If we think back to our school days, we should be able to remember that remembering the facts and spitting them back out effectively was our main concern as students. This is a very important part of the learning process and I do not deny it, but where does effective domain play an important role in this learning process? Much of this way of learning about feelings is not affective and that is why many of the educational materials we have just learned do not have a real application in the life of the individual and are forgotten. I do not remember much about higher-level mathematics, the periodic table and scientific jargon. Why is that? This did not apply to my life, nor did it affect me deeply. This does not mean that neither I nor anyone else should have attended mathematics and science, but what I say is that researchers are less effective than they can be because they tend to ignore the Affective domain.
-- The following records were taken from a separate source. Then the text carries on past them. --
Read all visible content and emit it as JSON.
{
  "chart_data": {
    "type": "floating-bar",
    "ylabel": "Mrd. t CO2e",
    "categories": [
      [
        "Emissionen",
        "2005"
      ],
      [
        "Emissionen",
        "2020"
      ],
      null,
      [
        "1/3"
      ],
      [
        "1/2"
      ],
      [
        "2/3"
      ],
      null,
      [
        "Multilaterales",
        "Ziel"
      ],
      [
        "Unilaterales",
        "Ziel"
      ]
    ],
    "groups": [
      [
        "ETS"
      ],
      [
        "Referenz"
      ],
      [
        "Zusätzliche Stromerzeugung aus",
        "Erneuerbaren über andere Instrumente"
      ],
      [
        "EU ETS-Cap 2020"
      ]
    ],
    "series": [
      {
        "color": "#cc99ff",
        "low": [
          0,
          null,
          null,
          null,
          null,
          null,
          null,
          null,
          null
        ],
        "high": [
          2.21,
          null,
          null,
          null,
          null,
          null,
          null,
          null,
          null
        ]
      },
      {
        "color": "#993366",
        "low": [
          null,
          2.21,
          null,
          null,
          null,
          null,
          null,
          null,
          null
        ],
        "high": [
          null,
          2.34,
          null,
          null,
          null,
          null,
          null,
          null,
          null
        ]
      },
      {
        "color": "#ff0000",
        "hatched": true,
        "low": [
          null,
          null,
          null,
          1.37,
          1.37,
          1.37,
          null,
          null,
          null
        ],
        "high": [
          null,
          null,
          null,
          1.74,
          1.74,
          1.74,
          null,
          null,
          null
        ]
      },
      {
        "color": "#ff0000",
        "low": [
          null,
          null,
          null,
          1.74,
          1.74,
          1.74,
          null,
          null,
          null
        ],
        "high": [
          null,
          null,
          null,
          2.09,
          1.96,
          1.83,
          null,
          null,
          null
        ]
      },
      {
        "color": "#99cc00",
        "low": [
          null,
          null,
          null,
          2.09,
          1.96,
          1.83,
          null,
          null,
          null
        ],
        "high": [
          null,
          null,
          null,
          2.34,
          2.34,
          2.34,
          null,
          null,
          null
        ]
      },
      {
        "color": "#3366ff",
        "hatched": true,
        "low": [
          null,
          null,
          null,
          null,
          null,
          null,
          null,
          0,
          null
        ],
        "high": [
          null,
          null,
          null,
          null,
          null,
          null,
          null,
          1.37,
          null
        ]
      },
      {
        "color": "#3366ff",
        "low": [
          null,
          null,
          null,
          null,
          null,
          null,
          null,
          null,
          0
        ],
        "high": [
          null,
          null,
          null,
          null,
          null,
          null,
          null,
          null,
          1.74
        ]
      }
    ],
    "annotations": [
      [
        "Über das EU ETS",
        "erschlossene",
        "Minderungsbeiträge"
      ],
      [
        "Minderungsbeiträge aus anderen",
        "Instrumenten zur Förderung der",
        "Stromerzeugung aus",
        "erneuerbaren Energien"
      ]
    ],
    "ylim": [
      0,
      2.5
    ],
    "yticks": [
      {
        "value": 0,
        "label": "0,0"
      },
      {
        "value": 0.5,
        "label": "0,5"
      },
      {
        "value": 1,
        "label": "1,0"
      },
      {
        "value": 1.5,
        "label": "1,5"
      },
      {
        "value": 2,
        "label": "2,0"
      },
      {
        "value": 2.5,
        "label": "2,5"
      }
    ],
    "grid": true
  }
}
I argue that art is effective in all three fields and can therefore stimulate students to apply as well as to preserve what they have learned. Creativity is crucial in this process. Performing arts and Fine Arts have a clear educational advantage in their ability to enable students to create as they learn. In painting, students are in the process of creating at the same time mixing colours and learning brush techniques. The same applies to students of sculpture and photography. Many music school principals now use computer programs to encourage students to compose while learning to play and sing. Dance and theatre programmes are also examples of how to apply the skills their pupils are learning. This artistic, educational process uses areas of cognitive and motor skills, but also stimulates affectivity. The student experiences the sense of joy and satisfaction that comes from successful learning and is then able to immediately apply this knowledge in a very personal way. Art can increase a student’s ability to express their emotions in a very positive way. These students have ownership of what they have learned and are able to express this ownership through creativity. A student of Performing or Fine Arts is motivated – educationally – apart from memorizing facts and passing tests, because he or she uses the newly acquired knowledge to express what lies deep in his or her heart and mind.
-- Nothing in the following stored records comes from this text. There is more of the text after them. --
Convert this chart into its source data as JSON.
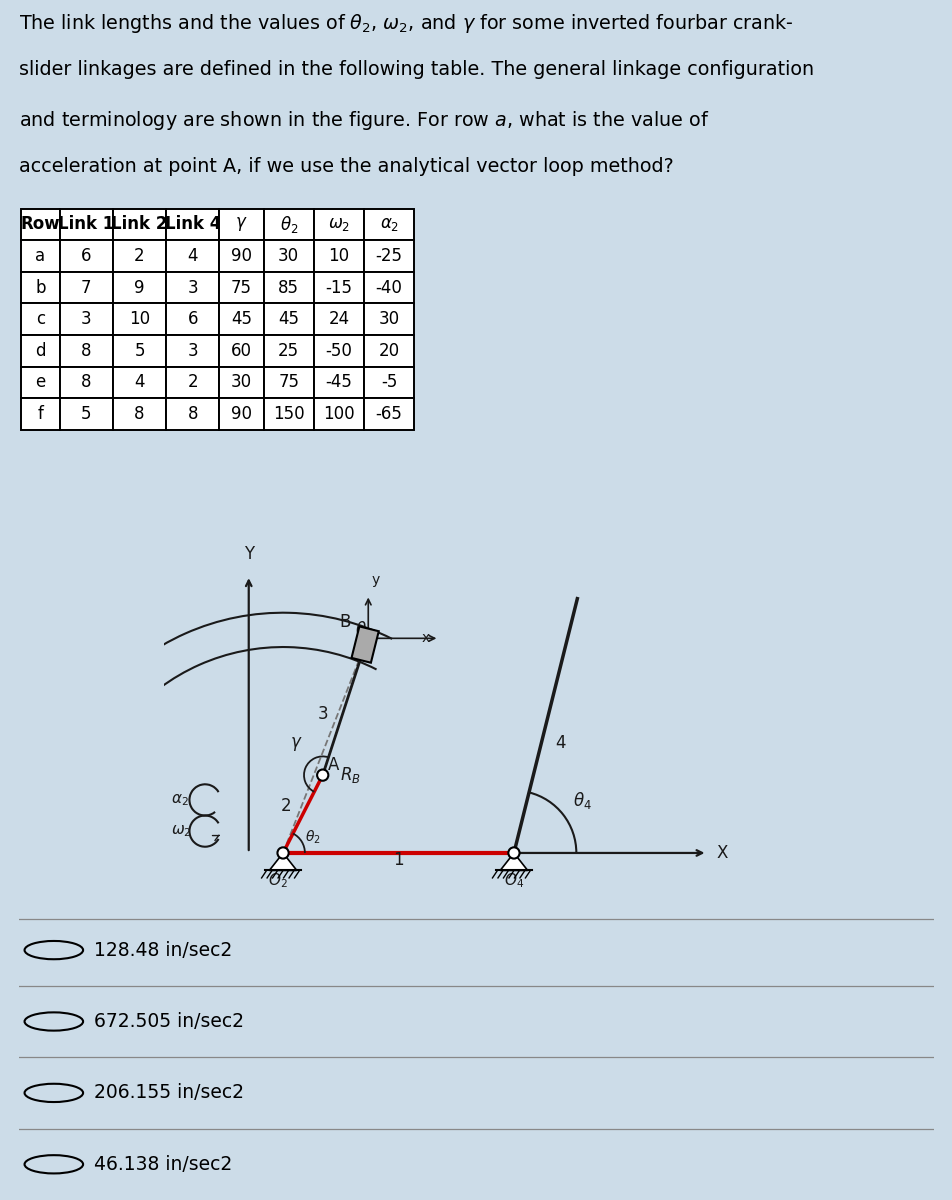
{
  "lines": [
    "The link lengths and the values of $\\theta_2$, $\\omega_2$, and $\\gamma$ for some inverted fourbar crank-",
    "slider linkages are defined in the following table. The general linkage configuration",
    "and terminology are shown in the figure. For row $a$, what is the value of",
    "acceleration at point A, if we use the analytical vector loop method?"
  ],
  "table_headers": [
    "Row",
    "Link 1",
    "Link 2",
    "Link 4",
    "$\\gamma$",
    "$\\theta_2$",
    "$\\omega_2$",
    "$\\alpha_2$"
  ],
  "table_rows": [
    [
      "a",
      "6",
      "2",
      "4",
      "90",
      "30",
      "10",
      "-25"
    ],
    [
      "b",
      "7",
      "9",
      "3",
      "75",
      "85",
      "-15",
      "-40"
    ],
    [
      "c",
      "3",
      "10",
      "6",
      "45",
      "45",
      "24",
      "30"
    ],
    [
      "d",
      "8",
      "5",
      "3",
      "60",
      "25",
      "-50",
      "20"
    ],
    [
      "e",
      "8",
      "4",
      "2",
      "30",
      "75",
      "-45",
      "-5"
    ],
    [
      "f",
      "5",
      "8",
      "8",
      "90",
      "150",
      "100",
      "-65"
    ]
  ],
  "options": [
    "128.48 in/sec2",
    "672.505 in/sec2",
    "206.155 in/sec2",
    "46.138 in/sec2"
  ],
  "bg_color": "#ccdce8",
  "red": "#cc0000",
  "dark": "#1a1a1a",
  "gray": "#777777"
}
Surprisingly, art and sport have much in common, educationally. A basketball player or football player, as well as a long-distance runner, learn their skills when using them. Learning physical techniques and immediate application strengthens the athlete’s willingness to learn and perform even more. In team sports such as football, baseball and basketball, the student learns to cooperate with others in order to produce a product or team. A young athlete learns that the whole or a team is larger than the sum of its parts or players.